Si podemos esperar es porque el futuro está siempre abierto y esta vida, a mi parecer, se ancla en la eternidad. Sin la verdadera esperanza la visión se reduce a ver solo este mundo y si nos limitamos de ese modo, ¿para qué vivir?

La frontera que se desea cruzar con la ayuda humanitaria es para mí el punto medio entre el pasado y el futuro, la autocracia y la anarquía, la barbarie y la civilización, así como entre el antiguo y nuevo testamento. Allí parece superarse la ley del temor con la del amor, la letra con el espíritu. Todo se reordena dentro, en el corazón, para concretarse luego fuera.

Este nuevo intento por recuperar el país ha calado en un momento de descorazonamiento y me parece que la razón es que ha tocado más fondo, ha apelado a la razón y al corazón.

En esa línea fronteriza veo la conciliación de la racionalidad y la bondad; veo también a Jesús crucificado viendo pasar a miles de venezolanos que sufren dejando el país. Sus dolores son físicos y morales, y todos ellos son vistos por Él al tiempo que son amados. Su madre, al pie de la cruz, al ver a su hijo sufriendo por nosotros, acoge la petición de cuidarnos y dar a luz a un país con unos hijos nuevos, más purificados. La Virgen de Coromoto parece dolerse, de hecho, con la muerte y sufrimiento de muchos de sus hijos. Es sugestivo que mueran pemones y que Coromoto –si bien era de otra tribu– signifique “el que detiene la tormenta”.

Lo que salva es el amor; no el dolor a solas. Pienso que el futuro está abierto ante nosotros y, aunque costará, el reacomodo tomará su tiempo, y Venezuela renacerá con mayor impulso porque de verdad es una tierra de gracia.
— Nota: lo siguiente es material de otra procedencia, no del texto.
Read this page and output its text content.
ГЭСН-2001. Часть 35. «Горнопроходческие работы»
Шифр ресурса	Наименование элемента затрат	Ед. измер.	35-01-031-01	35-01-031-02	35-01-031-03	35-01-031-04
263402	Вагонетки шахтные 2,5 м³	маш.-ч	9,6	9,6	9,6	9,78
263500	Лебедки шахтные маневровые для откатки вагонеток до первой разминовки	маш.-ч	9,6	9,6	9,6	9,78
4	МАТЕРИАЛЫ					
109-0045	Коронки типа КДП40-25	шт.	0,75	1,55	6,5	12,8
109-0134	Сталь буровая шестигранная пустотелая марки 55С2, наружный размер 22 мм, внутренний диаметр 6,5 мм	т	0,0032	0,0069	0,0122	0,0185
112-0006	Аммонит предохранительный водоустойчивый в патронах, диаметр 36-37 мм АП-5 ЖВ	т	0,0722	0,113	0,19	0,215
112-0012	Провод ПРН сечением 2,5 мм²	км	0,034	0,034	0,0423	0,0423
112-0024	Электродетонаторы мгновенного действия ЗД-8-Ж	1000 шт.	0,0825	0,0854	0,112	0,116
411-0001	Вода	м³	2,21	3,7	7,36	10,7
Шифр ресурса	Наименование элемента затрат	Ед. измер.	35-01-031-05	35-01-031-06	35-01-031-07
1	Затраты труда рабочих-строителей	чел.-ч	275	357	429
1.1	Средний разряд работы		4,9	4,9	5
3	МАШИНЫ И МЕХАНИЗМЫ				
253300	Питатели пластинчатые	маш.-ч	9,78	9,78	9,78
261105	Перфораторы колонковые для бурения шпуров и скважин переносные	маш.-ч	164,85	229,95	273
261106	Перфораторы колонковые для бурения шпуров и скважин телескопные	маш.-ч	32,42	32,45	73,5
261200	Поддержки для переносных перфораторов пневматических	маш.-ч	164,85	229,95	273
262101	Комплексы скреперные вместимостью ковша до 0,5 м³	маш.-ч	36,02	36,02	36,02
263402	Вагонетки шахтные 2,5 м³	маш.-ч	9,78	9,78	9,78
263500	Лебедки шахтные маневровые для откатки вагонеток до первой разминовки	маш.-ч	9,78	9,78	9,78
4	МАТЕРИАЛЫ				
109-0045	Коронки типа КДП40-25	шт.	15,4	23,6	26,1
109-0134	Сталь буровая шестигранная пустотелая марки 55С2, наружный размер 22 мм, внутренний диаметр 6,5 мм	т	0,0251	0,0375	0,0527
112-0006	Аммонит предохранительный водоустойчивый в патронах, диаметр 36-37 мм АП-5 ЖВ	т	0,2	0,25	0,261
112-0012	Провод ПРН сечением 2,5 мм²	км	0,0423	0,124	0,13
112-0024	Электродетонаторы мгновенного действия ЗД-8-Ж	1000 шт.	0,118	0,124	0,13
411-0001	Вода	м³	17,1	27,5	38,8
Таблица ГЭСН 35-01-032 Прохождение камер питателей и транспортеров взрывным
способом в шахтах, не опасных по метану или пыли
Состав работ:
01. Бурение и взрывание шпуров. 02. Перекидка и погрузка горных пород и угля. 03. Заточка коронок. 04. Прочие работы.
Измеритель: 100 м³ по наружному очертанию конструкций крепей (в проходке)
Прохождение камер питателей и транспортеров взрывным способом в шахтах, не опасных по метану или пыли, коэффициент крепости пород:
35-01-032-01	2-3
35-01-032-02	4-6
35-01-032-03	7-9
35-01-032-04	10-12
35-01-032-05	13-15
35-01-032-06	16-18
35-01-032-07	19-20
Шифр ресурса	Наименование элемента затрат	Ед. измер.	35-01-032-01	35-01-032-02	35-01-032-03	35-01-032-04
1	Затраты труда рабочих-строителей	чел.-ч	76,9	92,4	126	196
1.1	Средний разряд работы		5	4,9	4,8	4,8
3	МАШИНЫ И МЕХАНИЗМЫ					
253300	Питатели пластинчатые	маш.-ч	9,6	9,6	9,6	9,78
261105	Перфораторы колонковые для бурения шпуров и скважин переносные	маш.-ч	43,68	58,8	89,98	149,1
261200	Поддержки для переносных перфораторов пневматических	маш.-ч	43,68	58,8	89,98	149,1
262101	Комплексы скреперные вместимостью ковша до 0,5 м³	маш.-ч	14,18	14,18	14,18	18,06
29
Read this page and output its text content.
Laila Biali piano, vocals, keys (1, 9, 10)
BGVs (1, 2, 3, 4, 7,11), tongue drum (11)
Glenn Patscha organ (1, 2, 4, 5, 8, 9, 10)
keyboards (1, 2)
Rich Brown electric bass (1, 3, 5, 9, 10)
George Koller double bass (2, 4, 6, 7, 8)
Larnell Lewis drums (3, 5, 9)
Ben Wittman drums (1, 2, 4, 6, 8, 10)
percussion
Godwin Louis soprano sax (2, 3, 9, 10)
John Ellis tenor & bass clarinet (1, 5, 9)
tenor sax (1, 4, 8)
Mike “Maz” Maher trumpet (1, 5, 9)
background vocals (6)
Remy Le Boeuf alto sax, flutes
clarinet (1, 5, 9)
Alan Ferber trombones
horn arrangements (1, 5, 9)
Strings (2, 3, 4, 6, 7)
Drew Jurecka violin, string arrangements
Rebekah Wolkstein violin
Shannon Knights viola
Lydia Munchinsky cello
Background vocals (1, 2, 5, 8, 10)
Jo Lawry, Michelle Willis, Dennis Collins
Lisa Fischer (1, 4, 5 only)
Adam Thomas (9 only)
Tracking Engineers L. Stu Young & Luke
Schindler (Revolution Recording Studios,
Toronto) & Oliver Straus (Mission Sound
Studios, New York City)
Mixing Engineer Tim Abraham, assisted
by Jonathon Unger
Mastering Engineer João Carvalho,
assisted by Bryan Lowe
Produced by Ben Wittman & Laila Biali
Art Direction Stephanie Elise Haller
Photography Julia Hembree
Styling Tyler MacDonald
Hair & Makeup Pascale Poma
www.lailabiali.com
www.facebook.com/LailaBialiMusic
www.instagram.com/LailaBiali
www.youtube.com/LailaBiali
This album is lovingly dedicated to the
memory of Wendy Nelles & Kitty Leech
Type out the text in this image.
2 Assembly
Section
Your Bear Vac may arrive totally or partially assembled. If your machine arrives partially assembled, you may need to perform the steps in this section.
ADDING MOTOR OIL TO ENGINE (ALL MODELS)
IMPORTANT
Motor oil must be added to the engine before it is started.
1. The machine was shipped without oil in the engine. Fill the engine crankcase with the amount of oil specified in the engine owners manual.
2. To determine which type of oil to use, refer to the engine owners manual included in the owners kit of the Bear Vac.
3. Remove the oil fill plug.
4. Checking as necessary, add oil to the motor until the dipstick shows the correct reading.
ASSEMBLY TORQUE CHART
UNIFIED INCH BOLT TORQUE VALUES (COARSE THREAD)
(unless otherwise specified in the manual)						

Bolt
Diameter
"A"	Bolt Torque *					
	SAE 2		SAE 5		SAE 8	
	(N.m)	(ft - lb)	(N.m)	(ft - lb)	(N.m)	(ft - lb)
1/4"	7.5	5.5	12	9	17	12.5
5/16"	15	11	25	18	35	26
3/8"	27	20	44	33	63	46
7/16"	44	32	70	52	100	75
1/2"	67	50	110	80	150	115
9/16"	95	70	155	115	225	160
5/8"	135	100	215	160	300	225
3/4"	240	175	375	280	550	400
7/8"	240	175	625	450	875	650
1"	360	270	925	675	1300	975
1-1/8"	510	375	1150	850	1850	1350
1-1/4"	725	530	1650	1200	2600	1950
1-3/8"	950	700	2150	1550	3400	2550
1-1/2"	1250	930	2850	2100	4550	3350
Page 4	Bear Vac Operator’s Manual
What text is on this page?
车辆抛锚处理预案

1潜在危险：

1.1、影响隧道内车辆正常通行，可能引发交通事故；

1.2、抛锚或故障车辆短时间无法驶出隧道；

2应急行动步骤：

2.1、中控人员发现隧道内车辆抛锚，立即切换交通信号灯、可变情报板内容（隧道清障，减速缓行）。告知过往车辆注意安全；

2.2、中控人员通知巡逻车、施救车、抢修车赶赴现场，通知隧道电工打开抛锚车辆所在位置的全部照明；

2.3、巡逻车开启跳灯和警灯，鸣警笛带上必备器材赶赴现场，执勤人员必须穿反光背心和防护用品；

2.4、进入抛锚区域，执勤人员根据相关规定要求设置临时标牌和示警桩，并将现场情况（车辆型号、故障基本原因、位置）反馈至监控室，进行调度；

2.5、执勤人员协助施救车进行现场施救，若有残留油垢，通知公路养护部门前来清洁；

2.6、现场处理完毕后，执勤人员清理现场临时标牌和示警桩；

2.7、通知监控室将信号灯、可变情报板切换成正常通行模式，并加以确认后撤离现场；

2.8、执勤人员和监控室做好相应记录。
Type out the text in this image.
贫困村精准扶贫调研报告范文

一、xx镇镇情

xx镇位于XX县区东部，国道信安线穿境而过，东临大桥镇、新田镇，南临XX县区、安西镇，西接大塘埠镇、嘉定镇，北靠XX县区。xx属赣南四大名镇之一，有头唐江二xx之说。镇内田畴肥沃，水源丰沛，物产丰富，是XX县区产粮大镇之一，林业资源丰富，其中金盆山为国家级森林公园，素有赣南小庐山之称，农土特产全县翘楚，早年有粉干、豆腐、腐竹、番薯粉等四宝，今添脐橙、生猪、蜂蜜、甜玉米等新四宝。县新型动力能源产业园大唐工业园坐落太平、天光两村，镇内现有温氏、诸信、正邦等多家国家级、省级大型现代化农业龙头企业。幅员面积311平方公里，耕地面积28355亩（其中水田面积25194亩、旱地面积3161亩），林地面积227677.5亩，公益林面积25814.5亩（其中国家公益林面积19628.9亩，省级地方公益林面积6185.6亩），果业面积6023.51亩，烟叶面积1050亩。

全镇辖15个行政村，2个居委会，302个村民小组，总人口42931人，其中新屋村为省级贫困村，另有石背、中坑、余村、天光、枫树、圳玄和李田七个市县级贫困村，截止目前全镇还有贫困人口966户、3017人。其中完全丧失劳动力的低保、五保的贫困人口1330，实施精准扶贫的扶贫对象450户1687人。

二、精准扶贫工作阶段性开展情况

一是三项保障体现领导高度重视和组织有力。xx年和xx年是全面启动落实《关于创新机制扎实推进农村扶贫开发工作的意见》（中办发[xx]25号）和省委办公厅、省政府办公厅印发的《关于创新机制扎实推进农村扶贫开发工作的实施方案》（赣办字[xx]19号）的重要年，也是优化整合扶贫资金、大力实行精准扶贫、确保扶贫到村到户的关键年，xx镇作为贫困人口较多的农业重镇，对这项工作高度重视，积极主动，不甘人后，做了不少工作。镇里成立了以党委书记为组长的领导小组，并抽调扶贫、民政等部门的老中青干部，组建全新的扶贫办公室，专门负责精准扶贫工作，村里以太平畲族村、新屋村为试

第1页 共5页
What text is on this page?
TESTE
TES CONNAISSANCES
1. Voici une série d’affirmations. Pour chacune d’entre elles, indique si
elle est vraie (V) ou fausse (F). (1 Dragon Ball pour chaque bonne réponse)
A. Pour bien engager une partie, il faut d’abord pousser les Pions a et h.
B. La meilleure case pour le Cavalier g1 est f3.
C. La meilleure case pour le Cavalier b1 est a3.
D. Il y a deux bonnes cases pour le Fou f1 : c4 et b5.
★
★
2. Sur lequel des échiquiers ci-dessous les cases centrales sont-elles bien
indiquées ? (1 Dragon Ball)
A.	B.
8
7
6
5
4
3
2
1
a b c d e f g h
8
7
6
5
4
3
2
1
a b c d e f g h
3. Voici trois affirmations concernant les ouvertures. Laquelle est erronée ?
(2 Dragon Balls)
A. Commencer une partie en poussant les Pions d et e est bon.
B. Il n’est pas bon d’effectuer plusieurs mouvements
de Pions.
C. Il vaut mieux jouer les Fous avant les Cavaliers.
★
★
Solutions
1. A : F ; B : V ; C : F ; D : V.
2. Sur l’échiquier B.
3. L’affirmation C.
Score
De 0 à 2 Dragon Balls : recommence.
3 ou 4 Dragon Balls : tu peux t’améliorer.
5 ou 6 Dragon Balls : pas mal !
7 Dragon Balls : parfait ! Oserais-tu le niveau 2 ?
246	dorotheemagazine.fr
Esta novela no terminará como Ídolos rotos, con el fin de la patria y con jóvenes que quieran irse, porque “no se hallan” aquí. Aunque sin duda la diáspora ha sido y es una realidad, me parece que estamos escribiendo otra historia y tal vez muchos de los que se fueron regresen para recomenzar una nueva etapa. Sé que muchos están deseosos de poder hacerlo. Van a cosechar lo sembrado por unos y a sembrar en el suelo arrasado. Experimentaremos, pienso yo, una resurrección.

En el país hay un tremendo potencial reprimido. Por eso pienso que vamos bien, porque todo dolor da fruto cuando se logra abrir el corazón al amor y al perdón. Para mí está naciendo un nuevo país. Un país que se está comprendiendo a sí mismo mientras comprende a los otros.